DNNs usually require nonlinear activation functions. Rectified Linear Units (ReLU) ref:RELU are widely used in state-of-the-art DNNs, because of their simplicity. Ioffe and Szegedy ref:Batch Normalization
proposed the Batch Normalization (BN) technique, whose usage improves the accuracy compared to original CNNs without BN. Recently, Klambauer et al.ref:SNN
introduced the Scaled Exponential Linear Unit (SELU) and demonstrated that, for a specific choice of parameters, it has self-normalizing properties, because it leads to zero mean and unit variance. Another important property of SELU functions, which is also applicable to Exponential Linear Units (ELU)ref:ELU , is that the negative weights are continuously updated. This effect results in a wider learning ability of ELU and SELU compared to ReLU, that leads to an accuracy improvement.

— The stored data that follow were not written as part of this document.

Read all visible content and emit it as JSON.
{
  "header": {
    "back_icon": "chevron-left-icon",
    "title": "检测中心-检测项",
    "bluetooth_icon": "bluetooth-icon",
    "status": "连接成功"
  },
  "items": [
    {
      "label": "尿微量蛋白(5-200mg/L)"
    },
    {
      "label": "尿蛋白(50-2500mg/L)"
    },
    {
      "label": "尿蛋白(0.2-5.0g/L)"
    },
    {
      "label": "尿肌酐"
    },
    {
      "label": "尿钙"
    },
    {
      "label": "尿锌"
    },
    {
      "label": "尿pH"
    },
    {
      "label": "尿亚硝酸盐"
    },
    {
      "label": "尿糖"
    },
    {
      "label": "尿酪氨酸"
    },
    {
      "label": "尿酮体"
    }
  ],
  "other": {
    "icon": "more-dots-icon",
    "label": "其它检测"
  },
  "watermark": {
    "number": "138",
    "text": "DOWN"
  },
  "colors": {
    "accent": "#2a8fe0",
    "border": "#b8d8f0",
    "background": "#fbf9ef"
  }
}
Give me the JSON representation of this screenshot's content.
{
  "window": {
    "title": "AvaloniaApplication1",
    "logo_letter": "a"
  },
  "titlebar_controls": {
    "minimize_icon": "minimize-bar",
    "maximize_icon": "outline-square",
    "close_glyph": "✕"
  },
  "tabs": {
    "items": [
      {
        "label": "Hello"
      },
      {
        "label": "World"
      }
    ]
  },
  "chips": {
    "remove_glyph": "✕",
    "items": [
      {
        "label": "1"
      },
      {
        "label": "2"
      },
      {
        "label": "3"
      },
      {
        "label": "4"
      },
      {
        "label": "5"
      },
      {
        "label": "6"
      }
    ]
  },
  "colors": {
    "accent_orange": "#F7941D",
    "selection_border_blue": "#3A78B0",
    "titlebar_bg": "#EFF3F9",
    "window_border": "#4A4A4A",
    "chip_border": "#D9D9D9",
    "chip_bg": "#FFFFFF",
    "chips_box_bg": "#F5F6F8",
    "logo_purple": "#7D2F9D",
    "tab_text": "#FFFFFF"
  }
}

A key scientific question is: Can we replace the ReLU layers of a given DNN by ELU or SELU layers to improve the DNN accuracy? If yes, how can we select which of the ReLU layers should be replaced by ELU or SELU layers, without significantly affecting the total training time?
Our novel contributions: To address the above question, we propose a novel methodology that automatically explores different activation functions in each layer of the DNN and converges to select the model that leads to further accuracy improvements. Through this methodology, we can obtain a Hybrid DNN that can have ReLU, ELU or SELU activations in different layers, interchangeably. Since SELU functions require “alpha” dropout, we introduce the possibility to have dropout at each layer of the DNN, using standard dropout in case of ReLU and ELU and “alpha” dropout in case of SELU, to obtain a fair comparison. Our methodology allows to fine tune the dropout rate to achieve a higher accuracy compared to the original DNN. Instead of replacing activation functions in all the layers of the network,
our methodology adds a degree of freedom in the DNN architecture, because different types of activation functions can be selected in different layers. Since exploring all the configurations of activation functions extensively is an extremely compute-intensive task and may not be feasible in practice, our methodology evaluates different activation functions for each layer in an intermediate step of the training process, called the “Evaluation Point”
. Such an Evaluation Point (EP) is automatically selected after a gradient-based analysis of the accuracy at each training epoch, i.e., after each forward and backward pass of all the training data through the DNN. We demonstrate (seeSection 5.1) that a comparison at the EP is effective, i.e., it produces similar results with respect to comparing the versions at the end of training. This optimization allows our methodology to reduce the exploration time during training by a factor varying from 4x to 7x, for different types of original DNNs. The final outcome of our methodology is a so-called Hybrid DNN that has the best configuration of activation functions and dropout rate, among all the possibilities, for each activation layer. Quantitatively, we achieve from 7 % to 15 % Error Rate Reduction in our Hybrid DNNs compared to the original versions. An overview of our novel contributions with inputs/outputs is illustrated in Figure 1.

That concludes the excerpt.